I come to praise .join, not to bury it...
D-Man
dsh8290 at rit.edu
Wed Mar 7 13:41:36 EST 2001
On Sat, Mar 03, 2001 at 09:29:55PM +0100, Alex Martelli wrote:
| "Russell E. Owen" <owen at astrono.junkwashington.emu> wrote in message
| news:97p7iq$kk2$1 at nntp6.u.washington.edu...
| [snip]
| > However, I do agree that join is not intuitive. I believe the problem
| > (at least for the way I look at it) is that join should be a list
| > method, not a string method. I.e.:
| >
| > joined_string = ['a', 'b'].join(', ')
| >
| > makes a lot of sense to me.

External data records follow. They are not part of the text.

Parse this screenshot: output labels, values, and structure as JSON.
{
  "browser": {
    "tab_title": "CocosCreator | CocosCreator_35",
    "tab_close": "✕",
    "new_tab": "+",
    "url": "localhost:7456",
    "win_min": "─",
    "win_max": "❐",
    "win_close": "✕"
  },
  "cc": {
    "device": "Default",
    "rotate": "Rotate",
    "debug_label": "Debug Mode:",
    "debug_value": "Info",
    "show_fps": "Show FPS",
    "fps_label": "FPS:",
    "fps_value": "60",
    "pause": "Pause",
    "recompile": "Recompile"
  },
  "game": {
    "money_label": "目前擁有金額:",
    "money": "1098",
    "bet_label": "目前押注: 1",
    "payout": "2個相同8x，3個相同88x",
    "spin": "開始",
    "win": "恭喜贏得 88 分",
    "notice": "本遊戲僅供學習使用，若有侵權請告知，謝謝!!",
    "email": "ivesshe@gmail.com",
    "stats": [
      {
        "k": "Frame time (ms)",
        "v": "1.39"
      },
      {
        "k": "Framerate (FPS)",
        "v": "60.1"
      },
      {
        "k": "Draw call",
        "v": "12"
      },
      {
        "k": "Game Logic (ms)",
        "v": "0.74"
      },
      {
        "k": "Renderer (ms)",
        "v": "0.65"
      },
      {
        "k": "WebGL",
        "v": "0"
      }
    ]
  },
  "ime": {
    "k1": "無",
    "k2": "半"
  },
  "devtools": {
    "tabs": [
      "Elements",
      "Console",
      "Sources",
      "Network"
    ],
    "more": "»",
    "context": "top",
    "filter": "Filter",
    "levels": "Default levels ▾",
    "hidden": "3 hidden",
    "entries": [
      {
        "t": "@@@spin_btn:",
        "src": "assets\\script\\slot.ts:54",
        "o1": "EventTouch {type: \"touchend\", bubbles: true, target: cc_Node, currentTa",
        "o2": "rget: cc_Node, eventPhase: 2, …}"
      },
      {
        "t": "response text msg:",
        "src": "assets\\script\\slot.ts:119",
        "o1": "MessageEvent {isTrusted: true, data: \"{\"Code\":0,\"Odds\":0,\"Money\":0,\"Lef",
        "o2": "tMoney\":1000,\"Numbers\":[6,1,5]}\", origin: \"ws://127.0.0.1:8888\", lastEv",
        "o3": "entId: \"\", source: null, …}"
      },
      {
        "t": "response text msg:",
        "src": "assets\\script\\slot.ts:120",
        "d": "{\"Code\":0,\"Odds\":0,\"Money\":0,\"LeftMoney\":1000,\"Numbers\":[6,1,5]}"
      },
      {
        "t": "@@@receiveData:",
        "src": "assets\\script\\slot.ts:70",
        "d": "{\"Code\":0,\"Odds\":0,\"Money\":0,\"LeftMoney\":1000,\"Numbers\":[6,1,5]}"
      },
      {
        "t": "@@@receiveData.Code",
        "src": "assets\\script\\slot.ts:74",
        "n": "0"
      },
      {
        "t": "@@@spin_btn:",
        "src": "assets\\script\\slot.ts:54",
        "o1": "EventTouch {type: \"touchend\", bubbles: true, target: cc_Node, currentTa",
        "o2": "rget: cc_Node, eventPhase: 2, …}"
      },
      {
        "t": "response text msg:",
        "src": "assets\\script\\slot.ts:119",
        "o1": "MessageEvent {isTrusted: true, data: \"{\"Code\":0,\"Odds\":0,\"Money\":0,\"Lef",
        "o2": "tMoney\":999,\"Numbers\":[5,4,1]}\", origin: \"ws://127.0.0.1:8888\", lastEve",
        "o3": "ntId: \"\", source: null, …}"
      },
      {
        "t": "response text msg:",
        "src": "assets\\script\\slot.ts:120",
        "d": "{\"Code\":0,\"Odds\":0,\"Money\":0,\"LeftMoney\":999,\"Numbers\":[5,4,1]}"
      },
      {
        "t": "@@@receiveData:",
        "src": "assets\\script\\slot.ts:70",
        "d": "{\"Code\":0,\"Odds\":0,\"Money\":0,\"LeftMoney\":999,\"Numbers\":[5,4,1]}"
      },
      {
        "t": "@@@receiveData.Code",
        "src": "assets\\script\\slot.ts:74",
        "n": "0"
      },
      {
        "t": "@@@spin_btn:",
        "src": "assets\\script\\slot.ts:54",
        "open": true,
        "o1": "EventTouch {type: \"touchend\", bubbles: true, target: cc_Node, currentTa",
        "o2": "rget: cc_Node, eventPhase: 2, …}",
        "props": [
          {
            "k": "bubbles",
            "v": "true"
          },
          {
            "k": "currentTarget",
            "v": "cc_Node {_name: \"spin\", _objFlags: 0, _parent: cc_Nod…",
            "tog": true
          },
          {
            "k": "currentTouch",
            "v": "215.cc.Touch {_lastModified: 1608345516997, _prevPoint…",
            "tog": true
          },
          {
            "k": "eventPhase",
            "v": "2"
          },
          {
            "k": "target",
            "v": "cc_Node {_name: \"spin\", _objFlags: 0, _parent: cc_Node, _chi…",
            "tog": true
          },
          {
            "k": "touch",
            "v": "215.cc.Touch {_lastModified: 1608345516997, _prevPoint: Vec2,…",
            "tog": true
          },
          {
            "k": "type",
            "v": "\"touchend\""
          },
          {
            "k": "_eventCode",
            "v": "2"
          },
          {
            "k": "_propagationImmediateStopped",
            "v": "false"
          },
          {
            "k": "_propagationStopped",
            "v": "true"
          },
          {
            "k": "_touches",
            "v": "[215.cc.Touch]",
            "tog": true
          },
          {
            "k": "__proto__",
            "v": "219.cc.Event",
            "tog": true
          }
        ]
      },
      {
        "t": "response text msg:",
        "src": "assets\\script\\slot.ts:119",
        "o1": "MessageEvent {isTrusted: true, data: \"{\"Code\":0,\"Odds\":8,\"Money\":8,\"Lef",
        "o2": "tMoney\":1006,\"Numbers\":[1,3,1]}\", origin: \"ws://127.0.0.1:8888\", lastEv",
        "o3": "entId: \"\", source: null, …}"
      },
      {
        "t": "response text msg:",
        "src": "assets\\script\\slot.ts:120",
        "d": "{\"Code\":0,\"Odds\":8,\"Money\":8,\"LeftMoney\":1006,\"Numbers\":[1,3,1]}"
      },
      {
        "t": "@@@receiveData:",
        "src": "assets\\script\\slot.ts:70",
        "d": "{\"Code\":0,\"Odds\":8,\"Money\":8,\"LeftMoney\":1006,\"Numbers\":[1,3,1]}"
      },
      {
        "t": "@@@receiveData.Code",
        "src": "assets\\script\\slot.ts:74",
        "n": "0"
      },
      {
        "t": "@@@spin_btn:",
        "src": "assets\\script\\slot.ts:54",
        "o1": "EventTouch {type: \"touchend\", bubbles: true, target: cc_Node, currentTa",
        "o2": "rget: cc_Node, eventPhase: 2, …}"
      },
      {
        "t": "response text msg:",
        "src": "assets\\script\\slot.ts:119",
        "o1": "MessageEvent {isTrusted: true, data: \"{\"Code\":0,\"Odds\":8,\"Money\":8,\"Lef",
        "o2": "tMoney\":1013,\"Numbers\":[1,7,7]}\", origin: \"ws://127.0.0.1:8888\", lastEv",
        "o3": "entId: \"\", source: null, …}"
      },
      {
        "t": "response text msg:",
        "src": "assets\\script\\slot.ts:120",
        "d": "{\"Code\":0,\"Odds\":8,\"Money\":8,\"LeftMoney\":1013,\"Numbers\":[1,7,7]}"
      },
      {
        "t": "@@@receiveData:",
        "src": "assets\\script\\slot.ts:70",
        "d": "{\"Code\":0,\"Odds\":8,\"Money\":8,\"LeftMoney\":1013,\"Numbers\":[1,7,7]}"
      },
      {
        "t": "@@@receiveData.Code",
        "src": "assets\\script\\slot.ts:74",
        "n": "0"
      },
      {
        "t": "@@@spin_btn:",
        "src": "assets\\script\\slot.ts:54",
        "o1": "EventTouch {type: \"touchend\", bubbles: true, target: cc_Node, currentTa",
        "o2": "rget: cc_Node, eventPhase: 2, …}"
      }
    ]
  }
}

The current join string method does not.
This was my opinion as well.
|
| This seems to be a widespread opinion, and I've already tried
| to explain why my take on it differs, but that was a few months
| ago, and apparently the current crop of discussants hasn't read
| those discussions, so, let's give it one more spin.
|
| Python does not have multi-methods: it's a single-dispatch
Where can I learn about multi-methods and their
usefulness/applicability?
|
[snip]
|
| So, since we want general polymorphism on the joiner
| object, but are quite content with polymorphism through
| the standard sequence interface on the sequence object,
| it is _just right_ that .join be a method on the joiner
| object (e.g., a string) and that it take the sequence of
| string to be joined as its argument.
Ok, so instead of calling "join" a "string method" how about using the
following Java-Python hybrid snippet to describe it :
interface Joiner :
abstract Object join( Sequence s )
class String implements Joiner :
String join( Sequence s ) :
"""
oh, cool. I can mix and match the signatures sensibly without
casting ;-)
"""
...
This does make sense to me. It looks logical and reasonable. You
have convinced me Alex. Your English (and writing) classes have paid
off ;-). You must have been a writer before computers took over ;-).